I don't think it's practical. The lossy compression that GSM uses is incompatible with the protocol used with modems, which assume the analog characteristics of real phone lines.
If you want to reach a BBS on your phone, you could use a telnet app like Termius or Termux over 4G.
There's certainly practical issues, but not every call is stuck with the GSM codec anymore. G.722.2 (aka HD Voice) may be better than GSM at carrying modem noises (or it may not be).
Of course, way back when, when mobile carriers had modem banks for outgoing calls, that worked a whole lot better.

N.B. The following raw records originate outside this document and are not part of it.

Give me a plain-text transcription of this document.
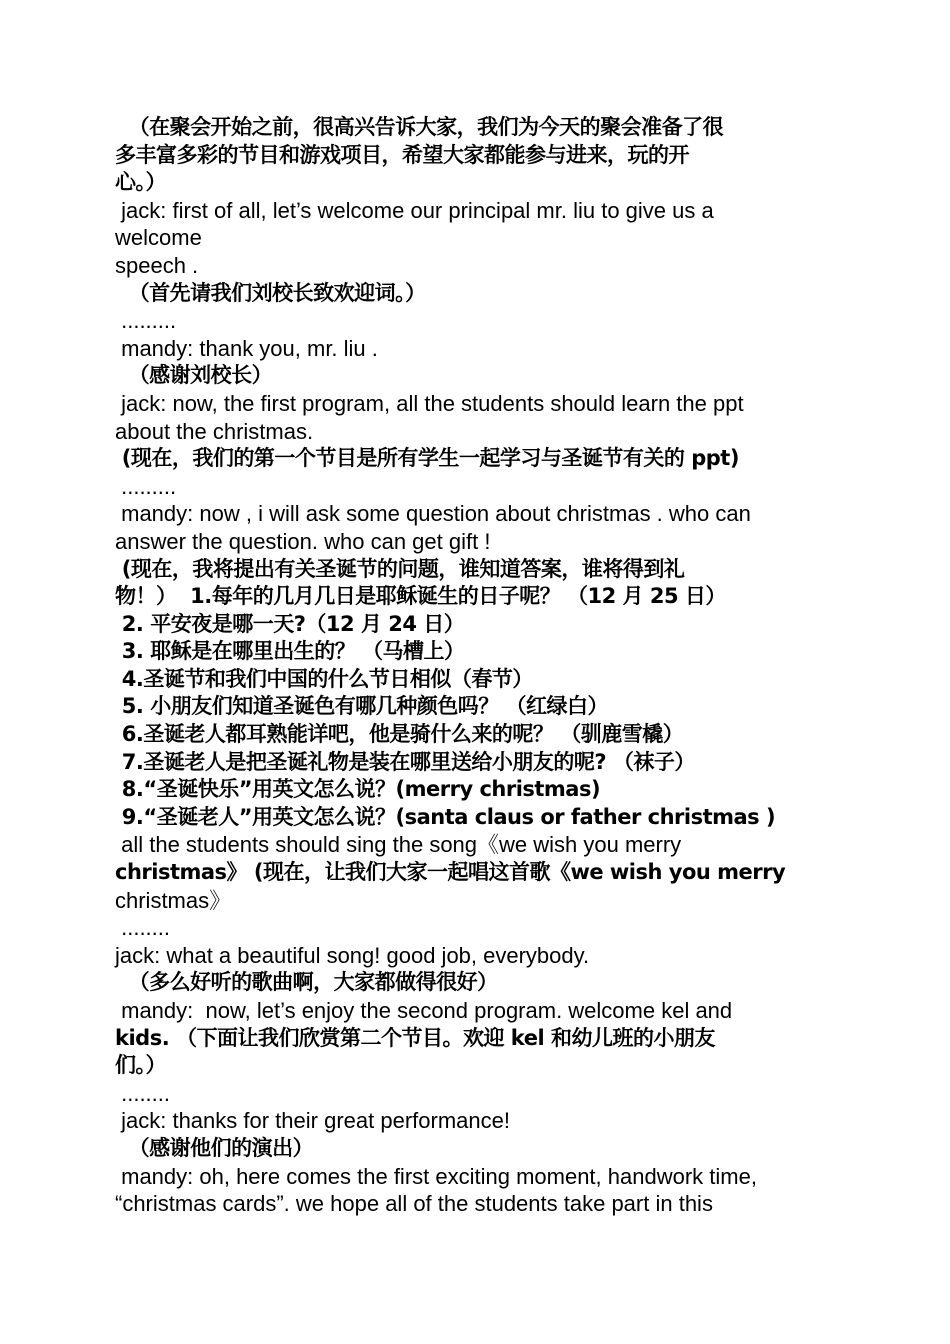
（在聚会开始之前，很高兴告诉大家，我们为今天的聚会准备了很

多丰富多彩的节目和游戏项目，希望大家都能参与进来，玩的开

心。）

jack: first of all, let’s welcome our principal mr. liu to give us a

welcome

speech .

（首先请我们刘校长致欢迎词。）

.........

mandy: thank you, mr. liu .

（感谢刘校长）

jack: now, the first program, all the students should learn the ppt

about the christmas.

(现在，我们的第一个节目是所有学生一起学习与圣诞节有关的 ppt)

.........

mandy: now , i will ask some question about christmas . who can

answer the question. who can get gift !

(现在，我将提出有关圣诞节的问题，谁知道答案，谁将得到礼

物！）  1.每年的几月几日是耶稣诞生的日子呢？ （12 月 25 日）

2. 平安夜是哪一天?（12 月 24 日）

3. 耶稣是在哪里出生的？ （马槽上）

4.圣诞节和我们中国的什么节日相似（春节）

5. 小朋友们知道圣诞色有哪几种颜色吗？ （红绿白）

6.圣诞老人都耳熟能详吧，他是骑什么来的呢？ （驯鹿雪橇）

7.圣诞老人是把圣诞礼物是装在哪里送给小朋友的呢? （袜子）

8.“圣诞快乐”用英文怎么说？(merry christmas)

9.“圣诞老人”用英文怎么说？(santa claus or father christmas )

all the students should sing the song《we wish you merry

christmas》 (现在，让我们大家一起唱这首歌《we wish you merry

christmas》

........

jack: what a beautiful song! good job, everybody.

（多么好听的歌曲啊，大家都做得很好）

mandy:  now, let’s enjoy the second program. welcome kel and

kids. （下面让我们欣赏第二个节目。欢迎 kel 和幼儿班的小朋友

们。）

........

jack: thanks for their great performance!

（感谢他们的演出）

mandy: oh, here comes the first exciting moment, handwork time,

“christmas cards”. we hope all of the students take part in this
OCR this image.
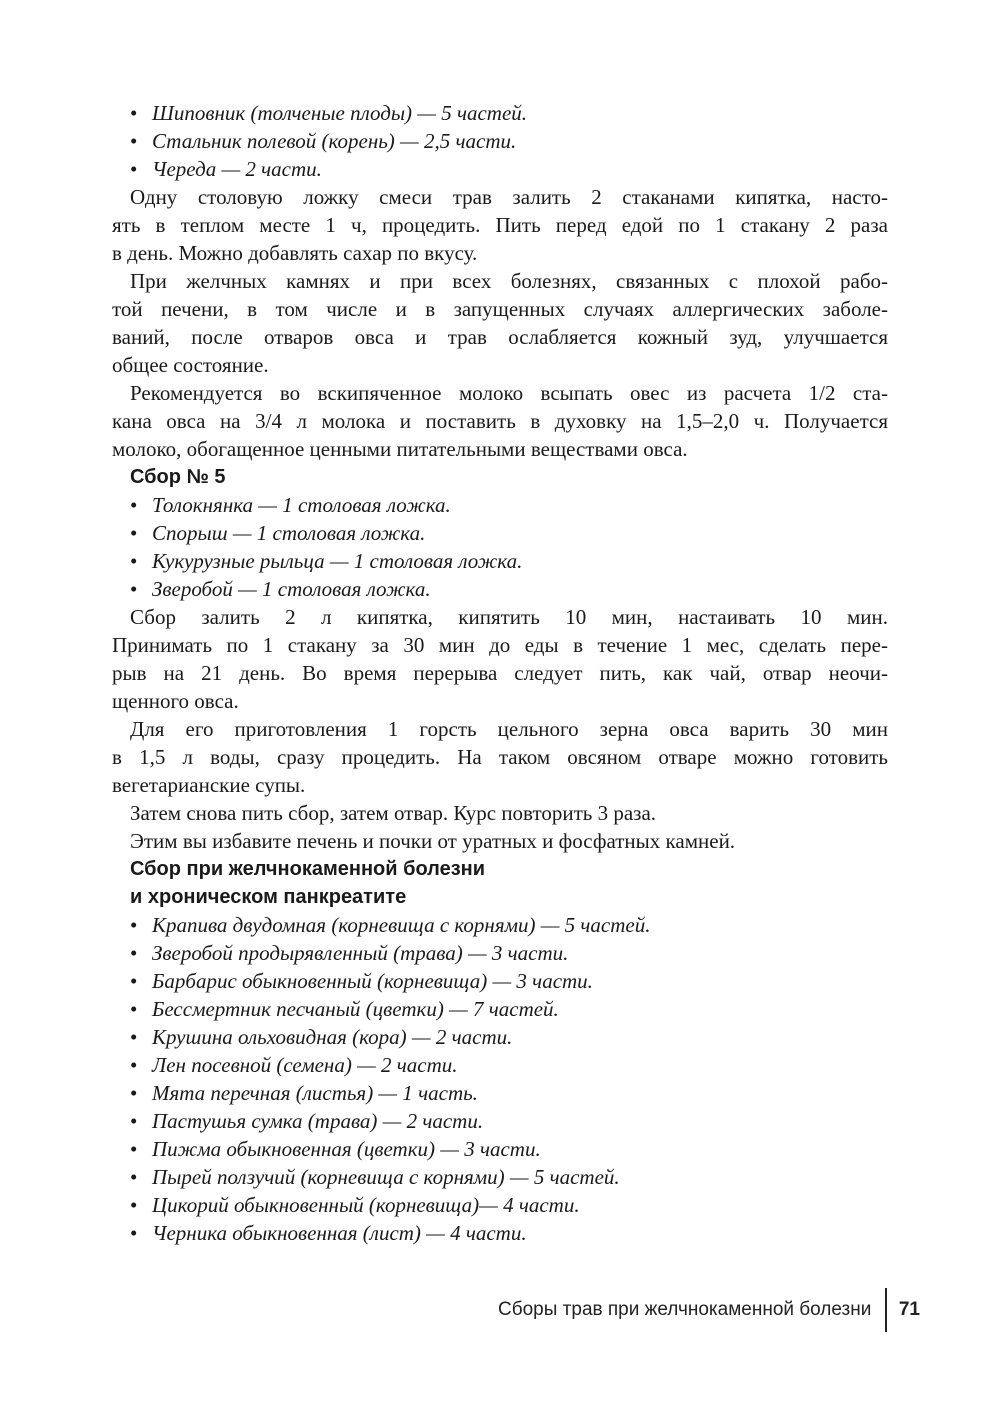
• Шиповник (толченые плоды) — 5 частей.
• Стальник полевой (корень) — 2,5 части.
• Череда — 2 части.
Одну столовую ложку смеси трав залить 2 стаканами кипятка, насто-
ять в теплом месте 1 ч, процедить. Пить перед едой по 1 стакану 2 раза
в день. Можно добавлять сахар по вкусу.
При желчных камнях и при всех болезнях, связанных с плохой рабо-
той печени, в том числе и в запущенных случаях аллергических заболе-
ваний, после отваров овса и трав ослабляется кожный зуд, улучшается
общее состояние.
Рекомендуется во вскипяченное молоко всыпать овес из расчета 1/2 ста-
кана овса на 3/4 л молока и поставить в духовку на 1,5–2,0 ч. Получается
молоко, обогащенное ценными питательными веществами овса.
Сбор № 5
• Толокнянка — 1 столовая ложка.
• Спорыш — 1 столовая ложка.
• Кукурузные рыльца — 1 столовая ложка.
• Зверобой — 1 столовая ложка.
Сбор залить 2 л кипятка, кипятить 10 мин, настаивать 10 мин.
Принимать по 1 стакану за 30 мин до еды в течение 1 мес, сделать пере-
рыв на 21 день. Во время перерыва следует пить, как чай, отвар неочи-
щенного овса.
Для его приготовления 1 горсть цельного зерна овса варить 30 мин
в 1,5 л воды, сразу процедить. На таком овсяном отваре можно готовить
вегетарианские супы.
Затем снова пить сбор, затем отвар. Курс повторить 3 раза.
Этим вы избавите печень и почки от уратных и фосфатных камней.
Сбор при желчнокаменной болезни
и хроническом панкреатите
• Крапива двудомная (корневища с корнями) — 5 частей.
• Зверобой продырявленный (трава) — 3 части.
• Барбарис обыкновенный (корневища) — 3 части.
• Бессмертник песчаный (цветки) — 7 частей.
• Крушина ольховидная (кора) — 2 части.
• Лен посевной (семена) — 2 части.
• Мята перечная (листья) — 1 часть.
• Пастушья сумка (трава) — 2 части.
• Пижма обыкновенная (цветки) — 3 части.
• Пырей ползучий (корневища с корнями) — 5 частей.
• Цикорий обыкновенный (корневища)— 4 части.
• Черника обыкновенная (лист) — 4 части.
Сборы трав при желчнокаменной болезни 71
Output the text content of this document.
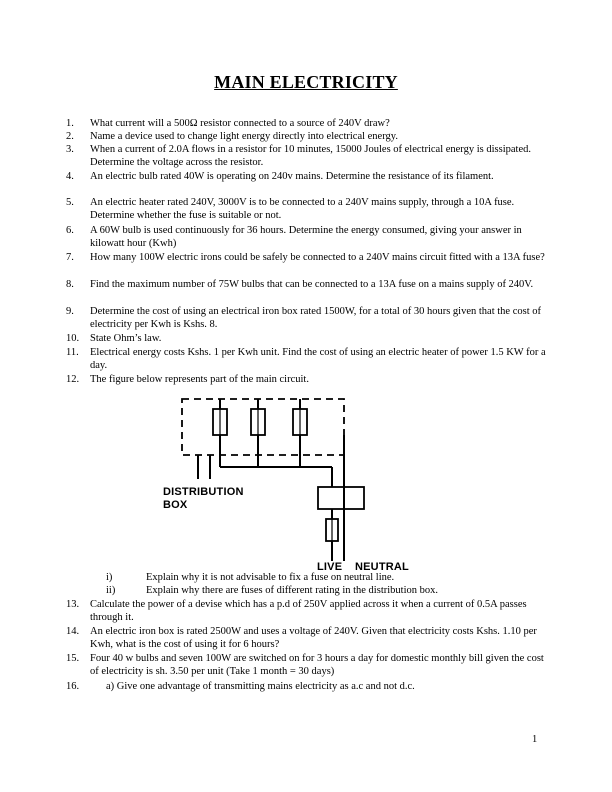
MAIN ELECTRICITY
1.	What current will a 500Ω resistor connected to a source of 240V draw?
2.	Name a device used to change light energy directly into electrical energy.
3.	When a current of 2.0A flows in a resistor for 10 minutes, 15000 Joules of electrical energy is dissipated. Determine the voltage across the resistor.
4.	An electric bulb rated 40W is operating on 240v mains. Determine the resistance of its filament.
5.	An electric heater rated 240V, 3000V is to be connected to a 240V mains supply, through a 10A fuse. Determine whether the fuse is suitable or not.
6.	A 60W bulb is used continuously for 36 hours. Determine the energy consumed, giving your answer in kilowatt hour (Kwh)
7.	How many 100W electric irons could be safely be connected to a 240V mains circuit fitted with a 13A fuse?
8.	Find the maximum number of 75W bulbs that can be connected to a 13A fuse on a mains supply of 240V.
9.	Determine the cost of using an electrical iron box rated 1500W, for a total of 30 hours given that the cost of electricity per Kwh is Kshs. 8.
10.	State Ohm’s law.
11.	Electrical energy costs Kshs. 1 per Kwh unit. Find the cost of using an electric heater of power 1.5 KW for a day.
12.	The figure below represents part of the main circuit.
DISTRIBUTION
BOX
LIVE NEUTRAL
i)	Explain why it is not advisable to fix a fuse on neutral line.
ii)	Explain why there are fuses of different rating in the distribution box.
13.	Calculate the power of a devise which has a p.d of 250V applied across it when a current of 0.5A passes through it.
14.	An electric iron box is rated 2500W and uses a voltage of 240V. Given that electricity costs Kshs. 1.10 per Kwh, what is the cost of using it for 6 hours?
15.	Four 40 w bulbs and seven 100W are switched on for 3 hours a day for domestic monthly bill given the cost of electricity is sh. 3.50 per unit (Take 1 month = 30 days)
16.	a) Give one advantage of transmitting mains electricity as a.c and not d.c.
1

Fax connections over GSM required a special (read: expensive and inefficient) circuit-switched data service that was limited to 9600 bps, at least here in the U.S.A.:
Same in Europe, HSCSD and all. Though at the time, I thought my Nokia 6150 was really "modem'ing" and the 9.6kbps were because GSM compression and available bandwidth would obliterate anything else, but nice to learn after all these years that it was actually digital and the endpoint with the actual modem was somewhere in the network.
The way this would work is that your cellphone would send the fax data over the digital cellular network connection; in turn, the actual cellular network itself would speak the V.29 fax protocol.
If you want to reach a BBS on your phone, you could use a telnet app like Termius or Termux over 4G.